Ultra Aluminum is a subject matter expert and they know their material better than me, but I was attached to my design. So together we decided that one of the mock-ups had to be several 4 foot ribs of aluminum that could be tested for durability with supports. I gave them a paper cutout of a handful of 4-foot ribs. They converted this to a machine-readable CAD and checked the metal specs. It wouldn't work without supports. If this sculpture were hanging on a gallery wall or suspended in a window, there would be no need for supports. It is because it is an accessible fence that people might hit accidentally that the ribs might fracture. The library couldn't get the warranty they wanted unless there were supports added. I compromised and gave into the design change. Next I needed to mitigate the issue and reduce the impact on my design.

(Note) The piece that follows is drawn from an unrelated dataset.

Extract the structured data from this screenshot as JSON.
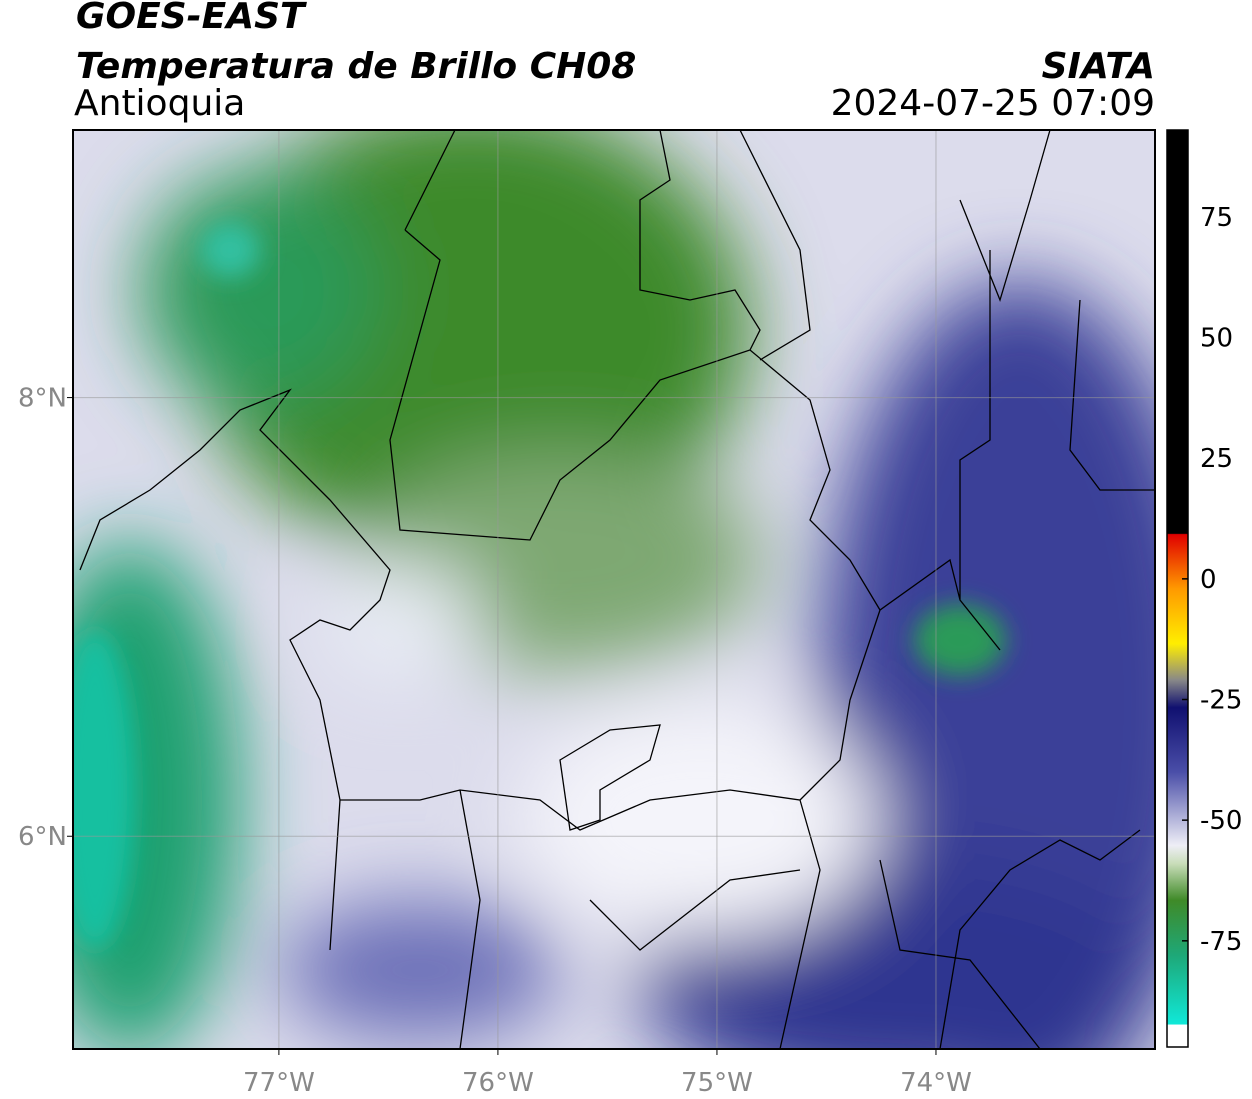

The first step was for the Ultra Aluminum CAD specialist to simply add straight line supports along my illusion lines. We started with 1/2 inch wide supports connecting my ribs. It was a hard compromise but I went along to see the result. The 1/2 inch didn't look too bad in the CAD drawing so the first mock-up was cut in metal. Immediately after it was done, and before I could even see it, the fabricator rejected it and cut another one but with 1/4 inch wide supports. The 1/2 inch was just too thick aesthetically.

For this fundamental compromise and all the other open items we designed two mock-ups and assembled them into representative railing parts.

Mock-up of "sky bars" with 1/4 inch supports, edges not sanded, black powder coat
The first was 1 ft H by 4 ft W with several 4 ft long ribs including 1/4 inch wide supports, with a black coating, with no sanding of the edges of the water jet cut openings.

Mock-up of shapes, clear powder coat, sanded edges, hand-ground surface

The second was 1 ft H by 1 ft W with a region showing a variety of cutout shapes but no ribs, with a clear coating, and sanded cut out edges and a hand-ground surface finish.

When the mock-ups arrived I answered all my remaining open questions, made my final design decisions, and prepared to present them to the Library Art Board to get their final approval to produce the final artwork. More on that meeting in another post.

Are we better off by having walked the process and created a mock-up? Absolutely. Could we have reached the same conclusions with the same level of risk reduction and increased confidence without the mockups? No.

End-to-end process-created mock-ups are the best time-saving and cost-effective way to resolve open risks.